Suffer the Little Children What has become of the District's crack babies?

What has become of the District's crack babies?

The headlines were dire, the predictions bleak: In 1989, experts were estimating that 1,500 babies a year in the District were being born to crack-addicted mothers. And countless numbers of the infants were being abandoned at birth, right in the hospital. Images of fragile, premature babies shaking off the effects of in utero exposure to cocaine dominated the nightly news. And the strung-out mom replaced the welfare mother as the public stereotype of inner-city Washington.

At the time, social-service workers said they had never seen anything like it. Even when heroin became an epidemic in the '70s, addicts weren't dropping six or seven children at the door of the city's foster-care agency. But during the first five years of crack, demand for foster care jumped 80 percent. The babies were messed up, too: colicky, jittery, unable to bond, freaked out from too many stimuli. Psychologists made hysterical predictions that these coke-addled babies would never recover.

By 1991, as the first crack babies became preschoolers, doctors were reporting signs of neurological impairment, language delays, and problems with motor skills, spatial relationships, memory, and behavior. Initially, researchers blamed the drug itself for the children's problems. Later, it became clear that separating the effects of crack from the effects of parental neglect or crack addicts' lifestyles and attendant health problems was virtually impossible.

And as the story of crack babies spread, the exact causes really didn't matter much: The addicts' kids had problems, and the city was going to end up paying for them in myriad ways. In 1991, the U.S. Department of Health and Human Services estimated that each crack-addicted baby would cost the state and federal governments more than $11,000 per year just to get from hospital delivery to foster care, up to age 5.

More than a decade after the first crack babies hit TV, the interest in those children has diminished, along with their numbers. The follow-up studies promising to confirm the earlier suspicions about the long-term effects of fetal drug exposure have dried up for lack of funding—and lack of results. After the hysteria over the crack-baby phenomenon died down, sober-minded researchers concluded that cocaine wasn't the lifetime debilitator they had once thought it was. As a result, doctors are no longer so quick to write off addicted babies as lost causes.

But regardless of questions about the physical effects of prenatal crack exposure, the early predictions about the social impact of the crack baby turned out to be not so far off the mark. Today, even as the economy has improved and the crack epidemic has ebbed, D.C. grapples with an increasing number of kids coming into the foster-care system. There's no way of knowing just how many of those kids are children of crack, but social workers suspect that the drug epidemic is one reason that today, some 3,300 kids are in foster care. In 1985, the number was half that.

And although there are no concrete data, anecdotal evidence suggests that large numbers of kids born to addicts are now flooding into the special-education system in D.C. public schools as they get older. "It's amazing how many kids are coming into special ed," says one attorney who represents children in need of special education. "It's scary."

The attorney, who, in order to protect her clients, doesn't want to be identified, says that these children suffer a host of problems—attention-deficit disorder, allergies, asthma, and a significant amount of mental retardation—many of which she knows are related to their parents' crack use. "I have a client who is 12, who stayed in the hospital in detox for a while [at birth]," she says. "His mom said he was born a 'healthy crack baby.'" The child has average intelligence but huge neurological problems. He also can't read.

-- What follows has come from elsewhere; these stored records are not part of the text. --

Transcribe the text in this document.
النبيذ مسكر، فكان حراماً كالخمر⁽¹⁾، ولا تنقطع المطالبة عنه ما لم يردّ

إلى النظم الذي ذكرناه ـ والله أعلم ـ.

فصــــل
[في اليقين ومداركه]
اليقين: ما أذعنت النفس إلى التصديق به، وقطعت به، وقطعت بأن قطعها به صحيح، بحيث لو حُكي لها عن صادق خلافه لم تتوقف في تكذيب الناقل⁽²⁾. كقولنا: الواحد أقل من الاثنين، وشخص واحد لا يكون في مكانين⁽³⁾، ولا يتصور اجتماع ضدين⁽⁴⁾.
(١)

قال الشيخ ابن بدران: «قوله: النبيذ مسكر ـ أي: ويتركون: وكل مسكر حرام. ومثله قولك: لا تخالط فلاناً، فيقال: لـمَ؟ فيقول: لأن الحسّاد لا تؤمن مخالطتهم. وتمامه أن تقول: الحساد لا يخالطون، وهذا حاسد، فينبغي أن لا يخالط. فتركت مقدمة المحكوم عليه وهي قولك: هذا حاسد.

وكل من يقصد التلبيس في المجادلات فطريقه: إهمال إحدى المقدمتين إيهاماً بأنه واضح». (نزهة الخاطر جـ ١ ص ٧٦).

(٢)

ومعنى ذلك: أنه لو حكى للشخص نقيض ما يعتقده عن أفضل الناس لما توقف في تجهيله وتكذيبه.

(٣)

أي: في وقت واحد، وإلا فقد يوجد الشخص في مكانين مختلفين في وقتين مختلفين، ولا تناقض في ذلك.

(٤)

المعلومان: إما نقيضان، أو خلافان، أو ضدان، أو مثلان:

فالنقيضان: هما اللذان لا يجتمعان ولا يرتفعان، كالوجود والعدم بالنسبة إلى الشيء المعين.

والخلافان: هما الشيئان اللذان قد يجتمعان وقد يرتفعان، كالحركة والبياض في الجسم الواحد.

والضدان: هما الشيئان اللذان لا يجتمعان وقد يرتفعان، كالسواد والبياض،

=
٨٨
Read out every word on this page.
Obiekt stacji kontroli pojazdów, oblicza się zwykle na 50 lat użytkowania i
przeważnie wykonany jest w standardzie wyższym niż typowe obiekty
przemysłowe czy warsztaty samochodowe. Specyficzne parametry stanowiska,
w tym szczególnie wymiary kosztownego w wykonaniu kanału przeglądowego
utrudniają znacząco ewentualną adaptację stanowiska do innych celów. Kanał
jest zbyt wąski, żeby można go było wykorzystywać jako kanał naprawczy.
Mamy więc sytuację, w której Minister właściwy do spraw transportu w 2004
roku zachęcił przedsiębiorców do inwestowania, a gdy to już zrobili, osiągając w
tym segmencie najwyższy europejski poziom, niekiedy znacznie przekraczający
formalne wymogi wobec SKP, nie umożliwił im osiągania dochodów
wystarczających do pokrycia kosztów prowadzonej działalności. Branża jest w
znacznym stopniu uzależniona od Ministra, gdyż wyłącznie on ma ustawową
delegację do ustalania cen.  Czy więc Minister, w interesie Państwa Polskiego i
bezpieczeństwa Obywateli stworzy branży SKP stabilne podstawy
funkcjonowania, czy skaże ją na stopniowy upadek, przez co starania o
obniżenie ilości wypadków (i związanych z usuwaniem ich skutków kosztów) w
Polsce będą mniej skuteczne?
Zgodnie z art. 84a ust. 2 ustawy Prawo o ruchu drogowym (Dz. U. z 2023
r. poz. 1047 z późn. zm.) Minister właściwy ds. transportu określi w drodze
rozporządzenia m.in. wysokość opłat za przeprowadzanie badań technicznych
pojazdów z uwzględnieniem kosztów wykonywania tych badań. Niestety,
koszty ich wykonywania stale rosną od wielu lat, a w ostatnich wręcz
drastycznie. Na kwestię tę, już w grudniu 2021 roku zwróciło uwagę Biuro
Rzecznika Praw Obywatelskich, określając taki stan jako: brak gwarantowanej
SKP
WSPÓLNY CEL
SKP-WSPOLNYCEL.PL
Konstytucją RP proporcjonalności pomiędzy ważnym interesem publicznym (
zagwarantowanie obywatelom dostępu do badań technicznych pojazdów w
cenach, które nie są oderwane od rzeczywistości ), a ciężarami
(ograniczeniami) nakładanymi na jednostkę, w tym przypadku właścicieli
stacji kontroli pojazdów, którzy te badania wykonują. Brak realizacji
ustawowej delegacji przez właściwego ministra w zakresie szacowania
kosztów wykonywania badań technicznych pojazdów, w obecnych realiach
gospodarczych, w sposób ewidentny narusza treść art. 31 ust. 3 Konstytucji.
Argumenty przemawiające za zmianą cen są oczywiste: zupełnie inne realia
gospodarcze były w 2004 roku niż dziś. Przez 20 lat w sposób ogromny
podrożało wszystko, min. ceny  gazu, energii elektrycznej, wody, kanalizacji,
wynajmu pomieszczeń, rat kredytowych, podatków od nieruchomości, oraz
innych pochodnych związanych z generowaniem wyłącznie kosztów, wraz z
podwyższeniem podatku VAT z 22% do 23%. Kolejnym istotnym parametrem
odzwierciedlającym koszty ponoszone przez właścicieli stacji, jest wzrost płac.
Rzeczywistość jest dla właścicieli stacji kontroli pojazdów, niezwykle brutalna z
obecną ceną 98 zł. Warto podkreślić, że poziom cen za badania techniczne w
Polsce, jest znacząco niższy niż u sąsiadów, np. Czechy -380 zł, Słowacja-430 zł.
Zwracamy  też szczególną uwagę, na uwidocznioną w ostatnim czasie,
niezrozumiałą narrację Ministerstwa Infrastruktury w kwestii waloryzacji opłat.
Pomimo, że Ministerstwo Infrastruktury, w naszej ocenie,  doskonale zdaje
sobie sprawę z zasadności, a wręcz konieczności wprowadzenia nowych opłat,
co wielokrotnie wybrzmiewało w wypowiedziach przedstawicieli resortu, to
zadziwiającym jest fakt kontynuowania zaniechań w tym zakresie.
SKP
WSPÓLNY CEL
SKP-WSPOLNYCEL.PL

Others among her clients have set fire to other children. One family got kicked out of a shelter because of the kids' behavior problems. "Nobody in the public schools is prepared for this," the attorney says.

Part of the enduring problem is that the troubled children far outnumber the addicts and other family members who might be able to care for them. Children's advocates wryly refer to crack as a "fertility drug," because addicts tend to have so many children.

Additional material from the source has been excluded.